Читаем Немного о себе полностью

Кэбмен вызвался за один час раскрыть мне все великолепие города, и я отправился с ним. По его представлению, весь это шум и суета были достойны восхищения. Он считал, что ставить людей друг на дружку в пятнадцать слоев или рыть норы для офисов — просто здорово. Он сказал, что Чикаго — очень оживленный город, и все существа, снующие взад и вперед, занимаются бизнесом. Это значит, что они пытаются делать деньги, чтобы не умереть от пустоты в желудках. Кэбмен отвез меня на каналы, черные как чернила и наполненные какой-то мерзостью, не имеющей названия, а затем попросил обратить внимание на потоки транспорта на мостах. Потом он проводил меня в салун и, пока я утолял жажду, указал на пол, покрытый монетами, утопленными в цементе. Даже готгенготы не способны на подобное варварство. Монеты действительно производили некоторый эффект, но человек, который положил их туда, вовсе не думал о красоте и потому был дикарем. Затем мой провожатый показал деловые кварталы, расцвеченные броскими вывесками и фантастически нелепыми рекламами. Когда я глядел вдоль затейливо украшенных улиц, мне казалось, будто сами торговцы стояли у дверей своих магазинов, выкрикивая: «Экономьте деньги! Пользуйтесь только моими услугами, покупайте только у меня, и только у меня!»

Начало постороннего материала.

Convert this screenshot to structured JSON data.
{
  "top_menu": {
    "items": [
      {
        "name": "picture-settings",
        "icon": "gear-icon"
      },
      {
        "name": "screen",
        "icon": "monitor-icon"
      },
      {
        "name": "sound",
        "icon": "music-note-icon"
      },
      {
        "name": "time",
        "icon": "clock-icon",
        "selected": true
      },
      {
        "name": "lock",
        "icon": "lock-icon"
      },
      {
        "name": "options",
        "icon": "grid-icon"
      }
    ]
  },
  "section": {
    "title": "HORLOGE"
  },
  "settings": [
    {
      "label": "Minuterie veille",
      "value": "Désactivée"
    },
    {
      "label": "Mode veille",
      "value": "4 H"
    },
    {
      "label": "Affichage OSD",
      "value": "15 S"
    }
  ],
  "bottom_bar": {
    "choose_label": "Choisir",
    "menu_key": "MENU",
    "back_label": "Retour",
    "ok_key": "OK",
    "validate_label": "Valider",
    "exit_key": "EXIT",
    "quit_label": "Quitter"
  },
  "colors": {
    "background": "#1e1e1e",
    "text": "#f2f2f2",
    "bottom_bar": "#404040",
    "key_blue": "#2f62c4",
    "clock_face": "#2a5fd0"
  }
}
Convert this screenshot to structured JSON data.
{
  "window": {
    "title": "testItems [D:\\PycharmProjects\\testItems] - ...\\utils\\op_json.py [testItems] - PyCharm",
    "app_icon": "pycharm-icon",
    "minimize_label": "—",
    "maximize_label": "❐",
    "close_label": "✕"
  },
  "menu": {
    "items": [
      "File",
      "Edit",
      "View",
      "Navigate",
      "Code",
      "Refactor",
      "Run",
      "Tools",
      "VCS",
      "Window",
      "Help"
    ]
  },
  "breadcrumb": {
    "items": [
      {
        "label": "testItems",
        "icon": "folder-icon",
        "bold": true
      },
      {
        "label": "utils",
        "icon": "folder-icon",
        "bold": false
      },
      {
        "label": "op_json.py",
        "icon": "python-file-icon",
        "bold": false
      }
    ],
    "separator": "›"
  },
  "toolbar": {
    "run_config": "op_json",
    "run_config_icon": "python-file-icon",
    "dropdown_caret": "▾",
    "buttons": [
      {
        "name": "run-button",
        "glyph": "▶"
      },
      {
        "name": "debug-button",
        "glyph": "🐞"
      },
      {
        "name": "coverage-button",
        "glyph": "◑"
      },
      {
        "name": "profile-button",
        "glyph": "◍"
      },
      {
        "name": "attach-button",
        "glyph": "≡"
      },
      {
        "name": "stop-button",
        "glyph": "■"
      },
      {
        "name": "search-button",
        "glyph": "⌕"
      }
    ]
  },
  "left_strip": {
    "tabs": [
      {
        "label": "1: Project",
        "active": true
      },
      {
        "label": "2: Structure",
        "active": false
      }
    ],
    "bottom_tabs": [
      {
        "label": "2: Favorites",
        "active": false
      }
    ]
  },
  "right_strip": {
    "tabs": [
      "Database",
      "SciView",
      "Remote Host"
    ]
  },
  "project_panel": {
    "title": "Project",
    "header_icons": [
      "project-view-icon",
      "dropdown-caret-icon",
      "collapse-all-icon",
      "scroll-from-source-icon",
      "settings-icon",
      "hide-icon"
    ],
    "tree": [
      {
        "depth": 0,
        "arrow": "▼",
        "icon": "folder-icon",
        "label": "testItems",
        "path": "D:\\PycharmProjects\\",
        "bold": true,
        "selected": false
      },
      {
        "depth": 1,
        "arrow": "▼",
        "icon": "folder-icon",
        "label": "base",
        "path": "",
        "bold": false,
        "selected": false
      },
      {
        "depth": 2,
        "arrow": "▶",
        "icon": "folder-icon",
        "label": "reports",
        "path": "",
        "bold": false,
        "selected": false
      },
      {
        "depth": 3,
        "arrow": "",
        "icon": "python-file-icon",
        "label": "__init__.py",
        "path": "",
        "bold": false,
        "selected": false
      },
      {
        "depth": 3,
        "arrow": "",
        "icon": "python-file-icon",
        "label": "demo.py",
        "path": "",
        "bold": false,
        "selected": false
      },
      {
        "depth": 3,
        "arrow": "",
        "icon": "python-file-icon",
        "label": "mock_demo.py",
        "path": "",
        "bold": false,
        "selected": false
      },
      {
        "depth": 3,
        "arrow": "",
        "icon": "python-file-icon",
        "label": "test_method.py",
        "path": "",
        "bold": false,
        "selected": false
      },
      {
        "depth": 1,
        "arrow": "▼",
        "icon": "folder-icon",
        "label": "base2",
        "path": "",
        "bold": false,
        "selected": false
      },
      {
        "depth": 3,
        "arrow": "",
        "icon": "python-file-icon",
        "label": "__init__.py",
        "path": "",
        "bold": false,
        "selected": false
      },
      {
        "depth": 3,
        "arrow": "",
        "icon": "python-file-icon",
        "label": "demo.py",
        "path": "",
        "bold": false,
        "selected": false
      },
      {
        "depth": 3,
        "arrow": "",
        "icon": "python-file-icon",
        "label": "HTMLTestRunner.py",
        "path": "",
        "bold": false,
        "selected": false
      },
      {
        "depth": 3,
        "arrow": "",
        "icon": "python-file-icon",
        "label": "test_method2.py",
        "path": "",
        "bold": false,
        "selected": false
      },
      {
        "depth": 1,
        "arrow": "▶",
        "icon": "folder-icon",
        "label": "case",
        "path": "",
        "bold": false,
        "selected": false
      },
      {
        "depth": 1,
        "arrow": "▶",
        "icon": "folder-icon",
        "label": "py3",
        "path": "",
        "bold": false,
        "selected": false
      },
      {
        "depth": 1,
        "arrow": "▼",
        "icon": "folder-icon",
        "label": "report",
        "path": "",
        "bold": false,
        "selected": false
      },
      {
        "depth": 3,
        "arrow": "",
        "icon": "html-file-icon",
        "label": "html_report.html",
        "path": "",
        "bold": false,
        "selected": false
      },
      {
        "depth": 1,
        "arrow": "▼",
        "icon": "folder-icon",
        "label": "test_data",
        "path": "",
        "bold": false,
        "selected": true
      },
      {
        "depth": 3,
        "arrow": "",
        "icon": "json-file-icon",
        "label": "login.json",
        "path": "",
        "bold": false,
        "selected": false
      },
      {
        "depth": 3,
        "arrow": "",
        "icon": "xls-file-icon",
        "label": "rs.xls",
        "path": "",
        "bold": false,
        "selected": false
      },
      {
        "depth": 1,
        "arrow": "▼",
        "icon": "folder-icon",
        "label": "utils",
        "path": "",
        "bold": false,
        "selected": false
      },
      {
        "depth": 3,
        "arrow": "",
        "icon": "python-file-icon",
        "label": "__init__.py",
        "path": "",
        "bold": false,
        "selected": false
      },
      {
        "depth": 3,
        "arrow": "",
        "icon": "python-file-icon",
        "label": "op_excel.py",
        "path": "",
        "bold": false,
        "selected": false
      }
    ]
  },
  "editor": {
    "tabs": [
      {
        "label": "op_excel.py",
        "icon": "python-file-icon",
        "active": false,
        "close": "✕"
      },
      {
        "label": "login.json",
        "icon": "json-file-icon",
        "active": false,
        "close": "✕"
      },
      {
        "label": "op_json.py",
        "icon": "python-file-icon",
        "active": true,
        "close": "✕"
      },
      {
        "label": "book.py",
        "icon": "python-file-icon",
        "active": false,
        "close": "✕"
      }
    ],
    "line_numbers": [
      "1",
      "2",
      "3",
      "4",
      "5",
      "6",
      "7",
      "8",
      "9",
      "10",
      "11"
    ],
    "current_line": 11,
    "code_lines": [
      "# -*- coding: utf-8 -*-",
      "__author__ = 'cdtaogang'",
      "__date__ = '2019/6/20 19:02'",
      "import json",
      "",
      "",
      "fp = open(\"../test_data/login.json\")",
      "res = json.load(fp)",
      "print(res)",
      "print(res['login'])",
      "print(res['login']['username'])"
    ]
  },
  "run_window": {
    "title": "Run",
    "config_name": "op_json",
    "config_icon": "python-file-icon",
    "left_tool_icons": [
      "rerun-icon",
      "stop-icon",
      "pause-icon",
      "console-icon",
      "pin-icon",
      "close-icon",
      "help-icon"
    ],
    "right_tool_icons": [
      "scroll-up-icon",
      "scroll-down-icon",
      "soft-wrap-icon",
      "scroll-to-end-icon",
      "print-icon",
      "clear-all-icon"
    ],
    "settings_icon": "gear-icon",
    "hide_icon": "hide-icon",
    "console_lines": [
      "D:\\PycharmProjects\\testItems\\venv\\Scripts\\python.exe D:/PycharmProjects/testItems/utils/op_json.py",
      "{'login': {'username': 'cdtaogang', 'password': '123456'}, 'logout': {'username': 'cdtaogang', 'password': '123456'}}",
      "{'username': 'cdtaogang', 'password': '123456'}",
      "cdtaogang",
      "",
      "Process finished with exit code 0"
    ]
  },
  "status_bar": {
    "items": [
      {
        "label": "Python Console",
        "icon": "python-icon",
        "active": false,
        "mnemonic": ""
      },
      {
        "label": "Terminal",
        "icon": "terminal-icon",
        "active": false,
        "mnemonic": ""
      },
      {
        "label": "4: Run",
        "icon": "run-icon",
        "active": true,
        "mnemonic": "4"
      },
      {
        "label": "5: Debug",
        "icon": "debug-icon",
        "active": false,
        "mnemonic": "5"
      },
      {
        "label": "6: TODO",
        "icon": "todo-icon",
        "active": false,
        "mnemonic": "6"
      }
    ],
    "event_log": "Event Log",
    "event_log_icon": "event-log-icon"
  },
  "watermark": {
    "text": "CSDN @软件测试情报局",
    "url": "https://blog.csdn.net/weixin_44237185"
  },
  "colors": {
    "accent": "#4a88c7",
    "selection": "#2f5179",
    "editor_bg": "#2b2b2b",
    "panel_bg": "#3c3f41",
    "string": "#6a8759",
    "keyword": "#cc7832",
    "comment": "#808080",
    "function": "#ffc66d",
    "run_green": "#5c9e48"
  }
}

Вам приходилось наблюдать за толпой на наших пунктах раздачи помощи голодающим? Тогда вы представляете себе, как люди выпрыгивают над головами других, простирая руки в надежде, что их заметят, как горестно хнычут женщины, похлопывая детей по животикам. Скорее я предпочту любоваться процедурой раздачи пищи голодающим, чем смотреть на белых людей, занятых, как они сами это называют, свободным предпринимательством. Первое я понимаю. От второго тошнит. Кэбмен сказал, что это — доказательство прогресса, и я догадался, что он читает газеты, как каждый разумный американец. На языке, доступном пониманию читателей, те неустанно твердят, что паутина телеграфных проводов, нагромождение зданий и делание денег и есть прогресс.

Я провел десять часов в этой необъятной дикой местности, пробираясь по ужасным многомильным улицам, распихивая локтями сотни тысяч ужасных людей, которые, гнусавя, все твердили о деньгах. Кэбмен покинул меня, однако вскоре я набрел на человека, которого буквально распирало от цифр, и он швырял их мне в уши в подходящий момент, или когда на виду оказывалась какая-нибудь крупная фабрика. Здесь они вырабатывали такие-то ткани и такие-то изделия на столько-то сотен тысяч долларов, там — миллионы других вещей. Одно здание стоило столько-то миллионов долларов, другое — тоже миллионы (больше или меньше). Это напоминало лепет ребенка над кладом ракушек или игру дурака в пуговицы. Но от меня ожидалось большее, чем простое созерцание. Провожатый требовал, чтобы я восхищался. Но я сумел лишь произнести: «Неужели? В таком случае мне жаль вас». Он рассердился и заметил, что таким неотзывчивым меня делает зависть, присущая всем островитянам. Как видите, он ничего не понял.

Примерно через четыре с половиной часа после того, как Адама выставили из Эдема, он проголодался и тогда, приказав Еве остерегаться падающих плодов, вскарабкался на кокосовую пальму. При этом он изранил ноги, исцарапал грудь и с трудом переводил дыхание. Ева чуть было не умерла со страху, опасаясь, как бы ее господин не сорвался вниз, завершив таким образом земную трагедию, над которой едва успели поднять занавес. Повстречай я тогда Адама, то пожалел бы его. Сегодня я вижу, что миллион с лишним его сыновей не уступают отцу в искусстве добывания хлеба насущного, но стоят неизмеримо ниже его в том отношении, что полагают, будто их пальмы ведут прямо на небеса. Соответственно мне жаль каждого из них по-своему. На нашем Востоке даже самый последний нищий может заработать на кусок хлеба; кроме того, с ним могут поделиться крохами более благополучные друзья. В менее благословенных странах о нем могут просто забыть. Затем я отправился в постель. Это было в субботу вечером.

Воскресенье принесло мне необычное испытание — познать откровение совершеннейшего варварства. Я наткнулся на некое заведение, которое официально значилось церковью. На самом деле это был цирк, однако верующие не подозревали об этом. Здание утопало в цветах, было отделано плюшем, мореным дубом и прочей роскошью, включая витые бронзовые канделябры в истинно готическом стиле. К этим вещам и сборищу дикарей внезапно вышел удивительный человек, пользовавшийся полным доверием у их бога, с которым он обращался запанибрата и эксплуатировал, словно газетчик — высокую персону. Однако в отличие от репортера он не позволял слушателям забывать, что именно он, а не бог является центром внимания.